そこでスタッフさんに艦船、戦闘機が沈んでいるポイントについて、明日以降のダイビングで行くか、またリクエストが可能かお尋ねしたところ、これらのポイントはかなりのマニアックなポイントらしく、通常の昼間のダイビングでは行くことはほぼ無い、とのこと・・・。パラオに来るダイバーは大物であれ小物であれ生き物を見に来る方が大半なので、沈船ポイントは、、、まぁそこまで人気は無いのは納得です。
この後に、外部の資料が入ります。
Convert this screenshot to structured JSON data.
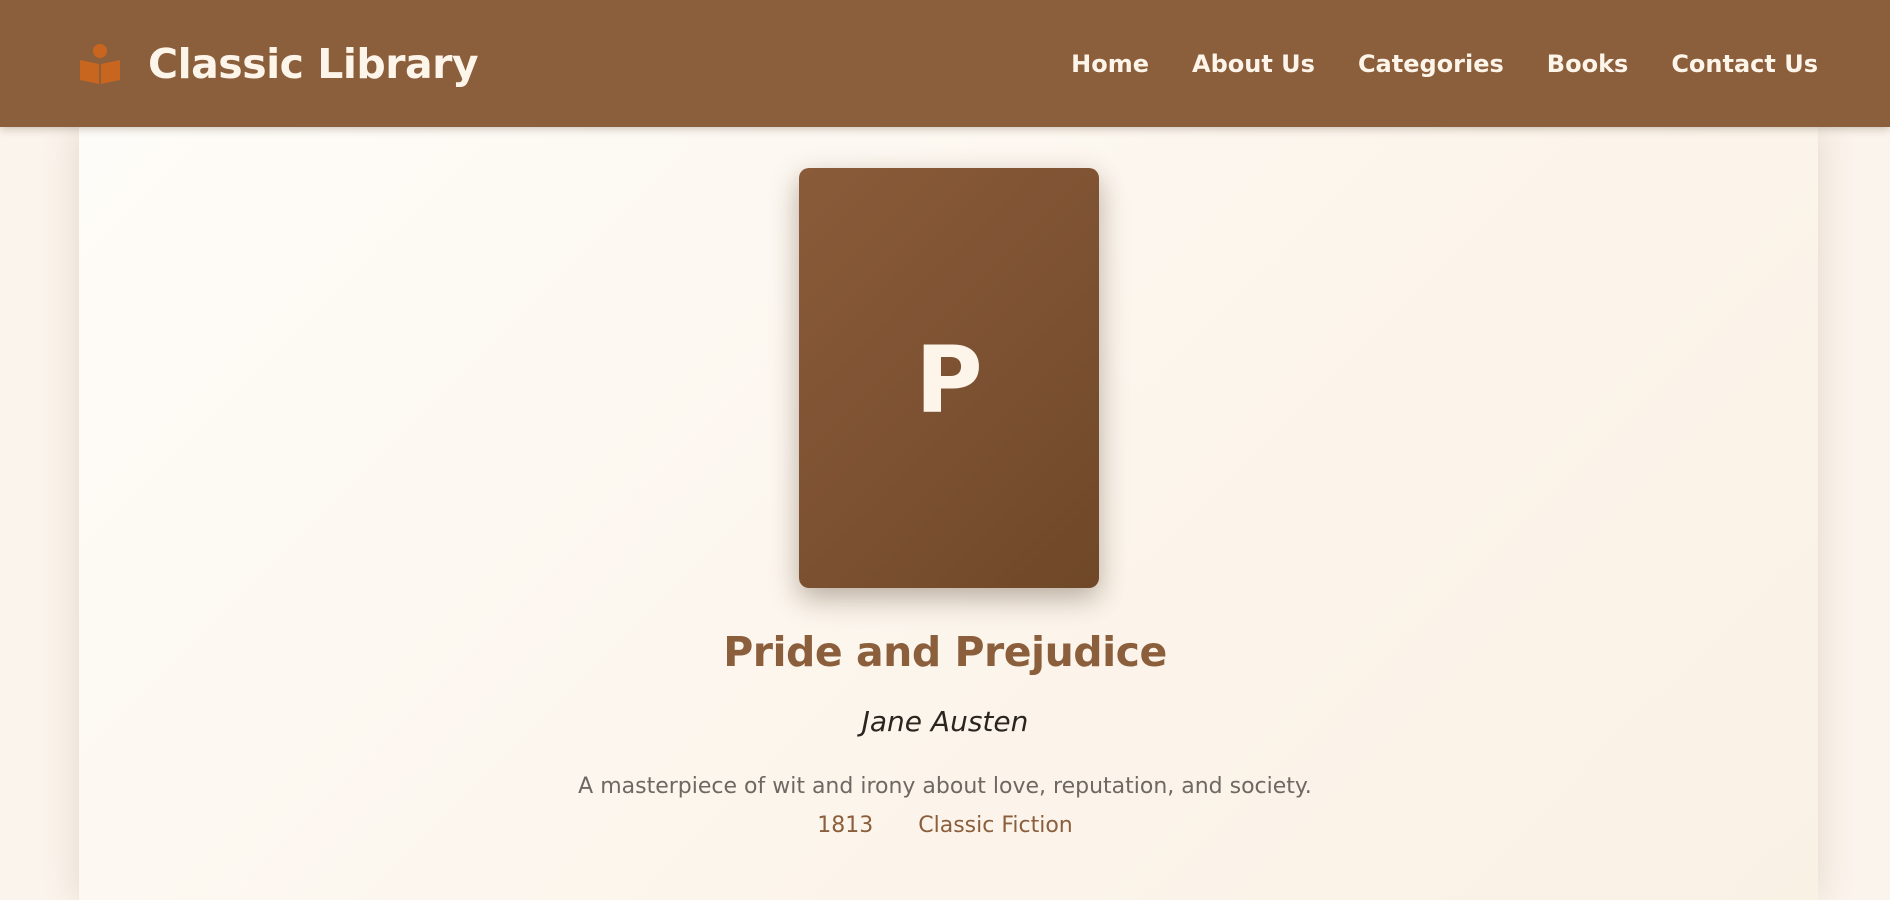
{
  "header": {
    "logo_icon": "book-reader-icon",
    "brand_name": "Classic Library",
    "nav": [
      "Home",
      "About Us",
      "Categories",
      "Books",
      "Contact Us"
    ]
  },
  "book": {
    "cover_letter": "P",
    "title": "Pride and Prejudice",
    "author": "Jane Austen",
    "description": "A masterpiece of wit and irony about love, reputation, and society.",
    "year": "1813",
    "category": "Classic Fiction"
  },
  "colors": {
    "header_bg": "#8b5e3c",
    "logo_accent": "#c8661f",
    "title_color": "#8b5e3c",
    "page_bg": "#fbf4ec",
    "header_text": "#fdf5ea"
  }
}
同じダイビングといっても、沈船を見に行くダイビングと生きものを見に行くダイビングでは全く志向が違います。私はどちらも惹かれるものがありますが、やっぱり生物系を見に行く通常のダイビングと沈船ダイビングは心構えが全く違います。水の上で元気に走っていた船が沈んで朽ちて二度と走ることが無い沈船というのはやはり死者に通ずる雰囲気があります。生き物を見に行くのは文字通り「生」の躍動を楽しみに行くものです。
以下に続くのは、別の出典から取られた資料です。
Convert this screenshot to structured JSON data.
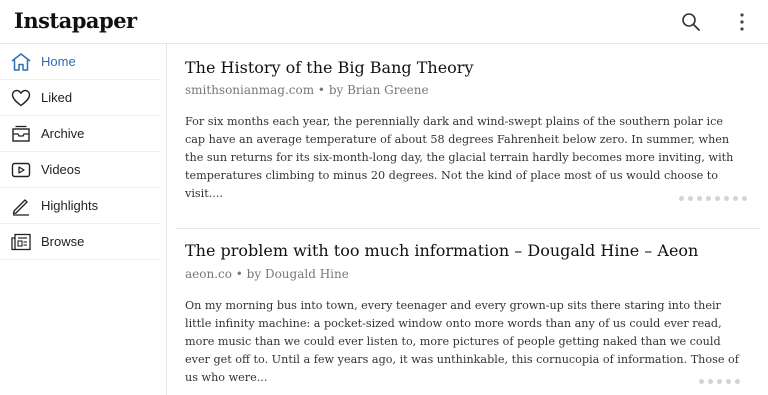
{
  "app": {
    "title": "Instapaper"
  },
  "icons": {
    "search": "search-icon",
    "more": "more-vertical-icon"
  },
  "sidebar": {
    "items": [
      {
        "label": "Home",
        "icon": "home-icon",
        "active": true
      },
      {
        "label": "Liked",
        "icon": "heart-icon",
        "active": false
      },
      {
        "label": "Archive",
        "icon": "archive-icon",
        "active": false
      },
      {
        "label": "Videos",
        "icon": "video-icon",
        "active": false
      },
      {
        "label": "Highlights",
        "icon": "pencil-icon",
        "active": false
      },
      {
        "label": "Browse",
        "icon": "browse-icon",
        "active": false
      }
    ]
  },
  "articles": [
    {
      "title": "The History of the Big Bang Theory",
      "meta": "smithsonianmag.com • by Brian Greene",
      "excerpt": "For six months each year, the perennially dark and wind-swept plains of the southern polar ice cap have an average temperature of about 58 degrees Fahrenheit below zero. In summer, when the sun returns for its six-month-long day, the glacial terrain hardly becomes more inviting, with temperatures climbing to minus 20 degrees. Not the kind of place most of us would choose to visit...."
    },
    {
      "title": "The problem with too much information – Dougald Hine – Aeon",
      "meta": "aeon.co • by Dougald Hine",
      "excerpt": "On my morning bus into town, every teenager and every grown-up sits there staring into their little infinity machine: a pocket-sized window onto more words than any of us could ever read, more music than we could ever listen to, more pictures of people getting naked than we could ever get off to. Until a few years ago, it was unthinkable, this cornucopia of information. Those of us who were..."
    }
  ],
  "colors": {
    "accent": "#2f6db5",
    "divider": "#e6e6e6",
    "meta_text": "#777777"
  }
}
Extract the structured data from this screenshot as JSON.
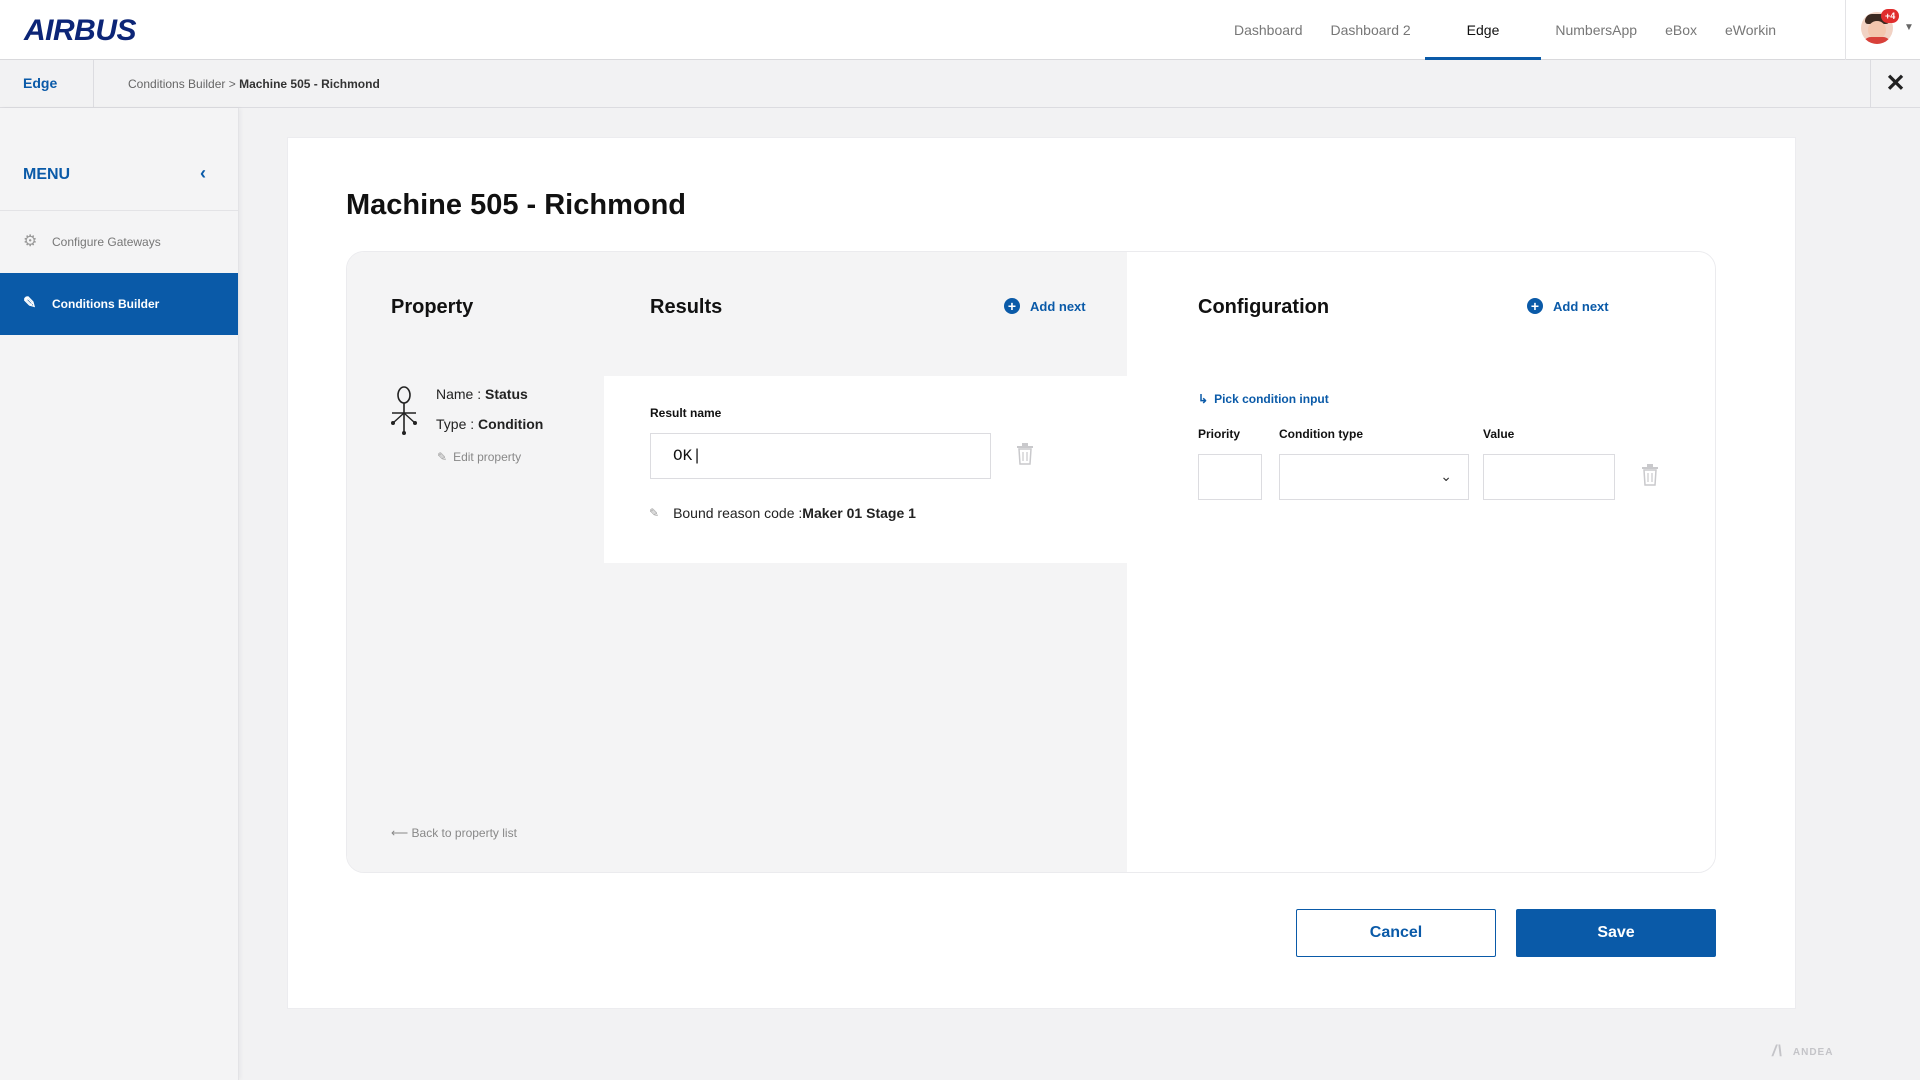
{
  "header": {
    "logo": "AIRBUS",
    "nav": [
      "Dashboard",
      "Dashboard 2",
      "Edge",
      "NumbersApp",
      "eBox",
      "eWorkin"
    ],
    "active_nav": "Edge",
    "notification_badge": "+4"
  },
  "subbar": {
    "app_name": "Edge",
    "breadcrumb_parent": "Conditions Builder",
    "breadcrumb_sep": " > ",
    "breadcrumb_current": "Machine 505 - Richmond"
  },
  "sidebar": {
    "title": "MENU",
    "items": [
      {
        "label": "Configure Gateways",
        "icon": "gear-icon",
        "active": false
      },
      {
        "label": "Conditions Builder",
        "icon": "edit-note-icon",
        "active": true
      }
    ]
  },
  "page": {
    "title": "Machine 505 - Richmond"
  },
  "property": {
    "heading": "Property",
    "name_label": "Name : ",
    "name_value": "Status",
    "type_label": "Type : ",
    "type_value": "Condition",
    "edit_label": "Edit property",
    "back_label": "Back to property list"
  },
  "results": {
    "heading": "Results",
    "add_next": "Add next",
    "result_name_label": "Result  name",
    "result_name_value": "OK|",
    "bound_label": "Bound reason code : ",
    "bound_value": "Maker 01 Stage 1"
  },
  "configuration": {
    "heading": "Configuration",
    "add_next": "Add next",
    "pick_label": "Pick condition input",
    "priority_label": "Priority",
    "condition_type_label": "Condition type",
    "value_label": "Value",
    "priority_value": "",
    "value_value": ""
  },
  "actions": {
    "cancel": "Cancel",
    "save": "Save"
  },
  "footer": {
    "brand": "ANDEA"
  },
  "colors": {
    "accent": "#0a5aa8",
    "logo": "#0c2577",
    "badge": "#e02d2d"
  }
}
沈船でも、それが戦争の遺構となると、それこそ”死”に直結した遺構であり、さらに日本人にも深く関わる太平洋戦争の遺構となると、日系のダイビングショップのお客さんが潜りに行くところとしては、なかなか難しいものがあるのは想像できます。私も物見遊山的な感覚は全くなく、行きたけど心は重い複雑な気分です。先の大戦には私の二人の祖父も従軍しており、二人とも生きて帰ってきたから自分がいるわけですが、ちょっと何かの弾みで狂っていたならわからない。日本人・他の国の方も含め、戦死された方には頭を垂れる気持ちです。パラオにやってきたからには少なからずそういった歴史面にも触れてみたいと思います。それに艦船の沈船ポイント、アジの大群からモンツキカエルウオまでいるのがパラオの海でしょうから、できることなら多くのものを見てみたいと思います。

 

、、、話を戻します。沈船ポイントには我々の滞在中の通常のダイビングで行く可能性はほぼ無い、、、が、行けないわけではないとのこと。どういうことかというと、早朝に沈船で一本潜ってから、通常の日中のダイビングに合流するというオプション選択が可能とのこと。
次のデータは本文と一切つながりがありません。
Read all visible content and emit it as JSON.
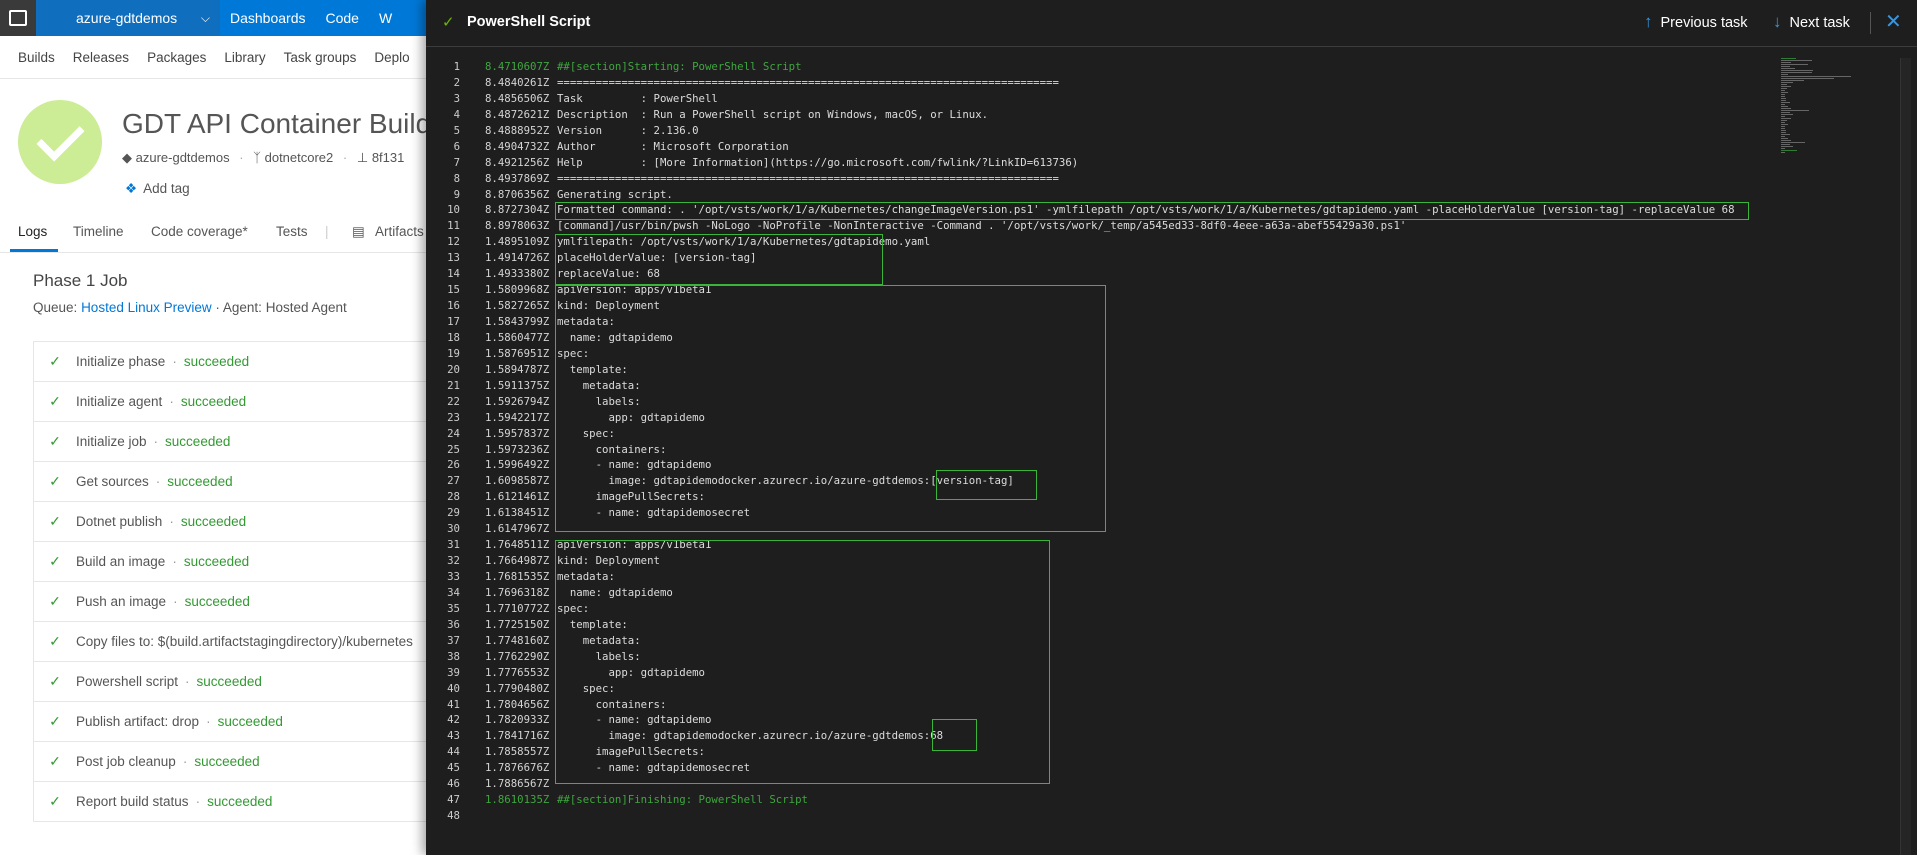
{
  "topbar": {
    "project": "azure-gdtdemos",
    "nav": [
      "Dashboards",
      "Code",
      "W"
    ]
  },
  "subnav": [
    "Builds",
    "Releases",
    "Packages",
    "Library",
    "Task groups",
    "Deplo"
  ],
  "build": {
    "title": "GDT API Container Build",
    "meta_project": "azure-gdtdemos",
    "meta_branch": "dotnetcore2",
    "meta_commit": "8f131",
    "add_tag": "Add tag"
  },
  "tabs": [
    "Logs",
    "Timeline",
    "Code coverage*",
    "Tests",
    "Artifacts"
  ],
  "phase": {
    "title": "Phase 1 Job",
    "queue_label": "Queue:",
    "queue_link": "Hosted Linux Preview",
    "agent": "· Agent: Hosted Agent"
  },
  "tasks": [
    {
      "name": "Initialize phase",
      "status": "succeeded"
    },
    {
      "name": "Initialize agent",
      "status": "succeeded"
    },
    {
      "name": "Initialize job",
      "status": "succeeded"
    },
    {
      "name": "Get sources",
      "status": "succeeded"
    },
    {
      "name": "Dotnet publish",
      "status": "succeeded"
    },
    {
      "name": "Build an image",
      "status": "succeeded"
    },
    {
      "name": "Push an image",
      "status": "succeeded"
    },
    {
      "name": "Copy files to: $(build.artifactstagingdirectory)/kubernetes",
      "status": ""
    },
    {
      "name": "Powershell script",
      "status": "succeeded"
    },
    {
      "name": "Publish artifact: drop",
      "status": "succeeded"
    },
    {
      "name": "Post job cleanup",
      "status": "succeeded"
    },
    {
      "name": "Report build status",
      "status": "succeeded"
    }
  ],
  "log_panel": {
    "title": "PowerShell Script",
    "prev_task": "Previous task",
    "next_task": "Next task",
    "lines": [
      {
        "n": "1",
        "ts": "8.4710607Z",
        "text": "##[section]Starting: PowerShell Script",
        "section": true
      },
      {
        "n": "2",
        "ts": "8.4840261Z",
        "text": "=============================================================================="
      },
      {
        "n": "3",
        "ts": "8.4856506Z",
        "text": "Task         : PowerShell"
      },
      {
        "n": "4",
        "ts": "8.4872621Z",
        "text": "Description  : Run a PowerShell script on Windows, macOS, or Linux."
      },
      {
        "n": "5",
        "ts": "8.4888952Z",
        "text": "Version      : 2.136.0"
      },
      {
        "n": "6",
        "ts": "8.4904732Z",
        "text": "Author       : Microsoft Corporation"
      },
      {
        "n": "7",
        "ts": "8.4921256Z",
        "text": "Help         : [More Information](https://go.microsoft.com/fwlink/?LinkID=613736)"
      },
      {
        "n": "8",
        "ts": "8.4937869Z",
        "text": "=============================================================================="
      },
      {
        "n": "9",
        "ts": "8.8706356Z",
        "text": "Generating script."
      },
      {
        "n": "10",
        "ts": "8.8727304Z",
        "text": "Formatted command: . '/opt/vsts/work/1/a/Kubernetes/changeImageVersion.ps1' -ymlfilepath /opt/vsts/work/1/a/Kubernetes/gdtapidemo.yaml -placeHolderValue [version-tag] -replaceValue 68"
      },
      {
        "n": "11",
        "ts": "8.8978063Z",
        "text": "[command]/usr/bin/pwsh -NoLogo -NoProfile -NonInteractive -Command . '/opt/vsts/work/_temp/a545ed33-8df0-4eee-a63a-abef55429a30.ps1'"
      },
      {
        "n": "12",
        "ts": "1.4895109Z",
        "text": "ymlfilepath: /opt/vsts/work/1/a/Kubernetes/gdtapidemo.yaml"
      },
      {
        "n": "13",
        "ts": "1.4914726Z",
        "text": "placeHolderValue: [version-tag]"
      },
      {
        "n": "14",
        "ts": "1.4933380Z",
        "text": "replaceValue: 68"
      },
      {
        "n": "15",
        "ts": "1.5809968Z",
        "text": "apiVersion: apps/v1beta1"
      },
      {
        "n": "16",
        "ts": "1.5827265Z",
        "text": "kind: Deployment"
      },
      {
        "n": "17",
        "ts": "1.5843799Z",
        "text": "metadata:"
      },
      {
        "n": "18",
        "ts": "1.5860477Z",
        "text": "  name: gdtapidemo"
      },
      {
        "n": "19",
        "ts": "1.5876951Z",
        "text": "spec:"
      },
      {
        "n": "20",
        "ts": "1.5894787Z",
        "text": "  template:"
      },
      {
        "n": "21",
        "ts": "1.5911375Z",
        "text": "    metadata:"
      },
      {
        "n": "22",
        "ts": "1.5926794Z",
        "text": "      labels:"
      },
      {
        "n": "23",
        "ts": "1.5942217Z",
        "text": "        app: gdtapidemo"
      },
      {
        "n": "24",
        "ts": "1.5957837Z",
        "text": "    spec:"
      },
      {
        "n": "25",
        "ts": "1.5973236Z",
        "text": "      containers:"
      },
      {
        "n": "26",
        "ts": "1.5996492Z",
        "text": "      - name: gdtapidemo"
      },
      {
        "n": "27",
        "ts": "1.6098587Z",
        "text": "        image: gdtapidemodocker.azurecr.io/azure-gdtdemos:[version-tag]"
      },
      {
        "n": "28",
        "ts": "1.6121461Z",
        "text": "      imagePullSecrets:"
      },
      {
        "n": "29",
        "ts": "1.6138451Z",
        "text": "      - name: gdtapidemosecret"
      },
      {
        "n": "30",
        "ts": "1.6147967Z",
        "text": ""
      },
      {
        "n": "31",
        "ts": "1.7648511Z",
        "text": "apiVersion: apps/v1beta1"
      },
      {
        "n": "32",
        "ts": "1.7664987Z",
        "text": "kind: Deployment"
      },
      {
        "n": "33",
        "ts": "1.7681535Z",
        "text": "metadata:"
      },
      {
        "n": "34",
        "ts": "1.7696318Z",
        "text": "  name: gdtapidemo"
      },
      {
        "n": "35",
        "ts": "1.7710772Z",
        "text": "spec:"
      },
      {
        "n": "36",
        "ts": "1.7725150Z",
        "text": "  template:"
      },
      {
        "n": "37",
        "ts": "1.7748160Z",
        "text": "    metadata:"
      },
      {
        "n": "38",
        "ts": "1.7762290Z",
        "text": "      labels:"
      },
      {
        "n": "39",
        "ts": "1.7776553Z",
        "text": "        app: gdtapidemo"
      },
      {
        "n": "40",
        "ts": "1.7790480Z",
        "text": "    spec:"
      },
      {
        "n": "41",
        "ts": "1.7804656Z",
        "text": "      containers:"
      },
      {
        "n": "42",
        "ts": "1.7820933Z",
        "text": "      - name: gdtapidemo"
      },
      {
        "n": "43",
        "ts": "1.7841716Z",
        "text": "        image: gdtapidemodocker.azurecr.io/azure-gdtdemos:68"
      },
      {
        "n": "44",
        "ts": "1.7858557Z",
        "text": "      imagePullSecrets:"
      },
      {
        "n": "45",
        "ts": "1.7876676Z",
        "text": "      - name: gdtapidemosecret"
      },
      {
        "n": "46",
        "ts": "1.7886567Z",
        "text": ""
      },
      {
        "n": "47",
        "ts": "1.8610135Z",
        "text": "##[section]Finishing: PowerShell Script",
        "section": true
      },
      {
        "n": "48",
        "ts": "",
        "text": ""
      }
    ]
  }
}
”せっかくパラオまで来たし、、、”ということで、明朝、つまり滞在2日目の早朝に旧日本海軍の沈船でダイビングすることにしました。 パラオには旧軍の沈船が何ヵ所かあるようですが、今回の行き先はミクロネシア海域最大の沈船ポイントで旧日本海軍の油槽船”あまつ丸”をリクエストしました。70年前の日本海軍に所属した船(海軍の徴用船のようですが)が海底でどんな姿で表れるのかドキドキです。